I feel like no matter what’s on your list, it’s not as long or extensive as the list our next character, Anna, has.

Anna is female in a world where women are physically excluded from anything that happened in any of the inner courts of the temple.

She’s from the tribe of Asher – one of the tribes from the North of Israel who were taken into captivity by the Neo-Assyrian Empire about 722 years before Jesus was born. There’s a lot of history here, but basically her tribal background means that she is going to be judged as inferior.

She’s a widow, and likely doesn’t have any children. Which means back in the day that she would be extraordinarily poor and vulnerable.

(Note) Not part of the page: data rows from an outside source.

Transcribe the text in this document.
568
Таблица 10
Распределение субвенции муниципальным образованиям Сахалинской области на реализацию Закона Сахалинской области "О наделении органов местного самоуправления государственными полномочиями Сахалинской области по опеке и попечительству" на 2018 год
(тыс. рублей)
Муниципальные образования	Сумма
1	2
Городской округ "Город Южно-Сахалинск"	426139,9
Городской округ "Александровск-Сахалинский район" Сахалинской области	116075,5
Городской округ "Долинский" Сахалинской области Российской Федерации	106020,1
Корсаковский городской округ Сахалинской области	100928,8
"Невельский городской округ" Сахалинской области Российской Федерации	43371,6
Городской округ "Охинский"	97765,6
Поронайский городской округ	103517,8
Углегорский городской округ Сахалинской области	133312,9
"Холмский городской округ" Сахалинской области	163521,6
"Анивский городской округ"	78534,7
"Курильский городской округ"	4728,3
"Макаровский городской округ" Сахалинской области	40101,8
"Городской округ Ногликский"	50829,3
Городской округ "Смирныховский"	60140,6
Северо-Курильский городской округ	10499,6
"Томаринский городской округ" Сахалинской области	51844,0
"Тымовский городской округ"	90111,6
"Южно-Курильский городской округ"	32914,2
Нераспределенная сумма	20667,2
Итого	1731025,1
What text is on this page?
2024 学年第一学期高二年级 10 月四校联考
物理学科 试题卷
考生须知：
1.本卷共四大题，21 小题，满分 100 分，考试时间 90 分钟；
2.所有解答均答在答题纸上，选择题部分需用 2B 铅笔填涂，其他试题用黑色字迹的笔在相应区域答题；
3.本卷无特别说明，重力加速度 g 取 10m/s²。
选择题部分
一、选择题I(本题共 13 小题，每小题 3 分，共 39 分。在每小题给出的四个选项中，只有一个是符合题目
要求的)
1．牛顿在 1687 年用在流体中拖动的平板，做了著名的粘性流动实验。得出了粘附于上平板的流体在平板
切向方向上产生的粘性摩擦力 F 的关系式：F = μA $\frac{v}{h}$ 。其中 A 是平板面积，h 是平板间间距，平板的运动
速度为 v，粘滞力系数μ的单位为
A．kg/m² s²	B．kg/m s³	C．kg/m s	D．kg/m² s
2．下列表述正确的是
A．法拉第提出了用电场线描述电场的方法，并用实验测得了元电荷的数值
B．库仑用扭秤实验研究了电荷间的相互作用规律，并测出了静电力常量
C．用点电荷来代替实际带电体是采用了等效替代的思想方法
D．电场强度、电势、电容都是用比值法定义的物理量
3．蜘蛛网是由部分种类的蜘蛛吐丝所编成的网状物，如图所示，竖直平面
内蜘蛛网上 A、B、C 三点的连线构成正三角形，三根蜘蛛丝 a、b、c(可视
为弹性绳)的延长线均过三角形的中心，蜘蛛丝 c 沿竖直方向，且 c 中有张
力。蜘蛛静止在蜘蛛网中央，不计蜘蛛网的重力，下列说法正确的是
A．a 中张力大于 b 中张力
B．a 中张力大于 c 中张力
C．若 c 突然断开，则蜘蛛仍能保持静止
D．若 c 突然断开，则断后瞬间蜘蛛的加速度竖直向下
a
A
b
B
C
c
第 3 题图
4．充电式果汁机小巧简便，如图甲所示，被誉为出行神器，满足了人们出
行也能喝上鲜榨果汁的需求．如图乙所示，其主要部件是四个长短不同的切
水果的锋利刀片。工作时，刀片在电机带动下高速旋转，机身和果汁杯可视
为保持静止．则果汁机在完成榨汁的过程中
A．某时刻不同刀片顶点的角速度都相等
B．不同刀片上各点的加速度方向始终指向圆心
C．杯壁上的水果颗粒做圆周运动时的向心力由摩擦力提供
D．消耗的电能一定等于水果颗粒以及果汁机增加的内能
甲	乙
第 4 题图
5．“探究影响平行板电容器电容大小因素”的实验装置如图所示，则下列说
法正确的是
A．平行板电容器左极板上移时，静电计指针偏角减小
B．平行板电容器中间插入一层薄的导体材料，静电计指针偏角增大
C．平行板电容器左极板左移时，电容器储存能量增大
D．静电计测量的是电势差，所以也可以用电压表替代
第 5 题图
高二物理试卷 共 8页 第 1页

And she’s old – she’s 84, which is old even in today’s world, much less back then. And for some unfortunate reason we tend to assume that “old” means “not worth very much”.

And yet …

Anna, we are told, has served God night and day in the temple through prayer and fasting (going without food). This elderly, female, childless widow from an exiled tribe is held up in this story of Jesus as having had an important role to play in serving God in the very temple that her status and reality as a woman keeps her limited to the fringes of.

It’s almost as if this list isn’t really very important to God. It’s almost as if the last and the least might be the first and the greatest. It’s almost as if Anna, with all of her “disqualifications” is still good enough for God.

It’s almost as if the story is about to change, and this woman, who would have been relegated to the lowest status and worth by her society is given the opportunity to be one of only the tiniest handful of people to know at this point that the Messiah has come. She has served God day and night for years, and is now rewarded: she gets to see Jesus and recognize him for who he is and what it means for all of Israel that he has come.Journal Questions:

  1. Do you have a list of reasons why you or someone else might be ‘disqualified’ from serving God? Or maybe you’ve heard other people’s lists of what ‘disqualifies’ someone? What’s on that list?
  2. Can you think of a modern-day Anna that you know? Someone who by every account “shouldn’t” be serving God, but is?
  3. What does it mean that we serve the kind of God who doesn’t seem to care about our qualifications?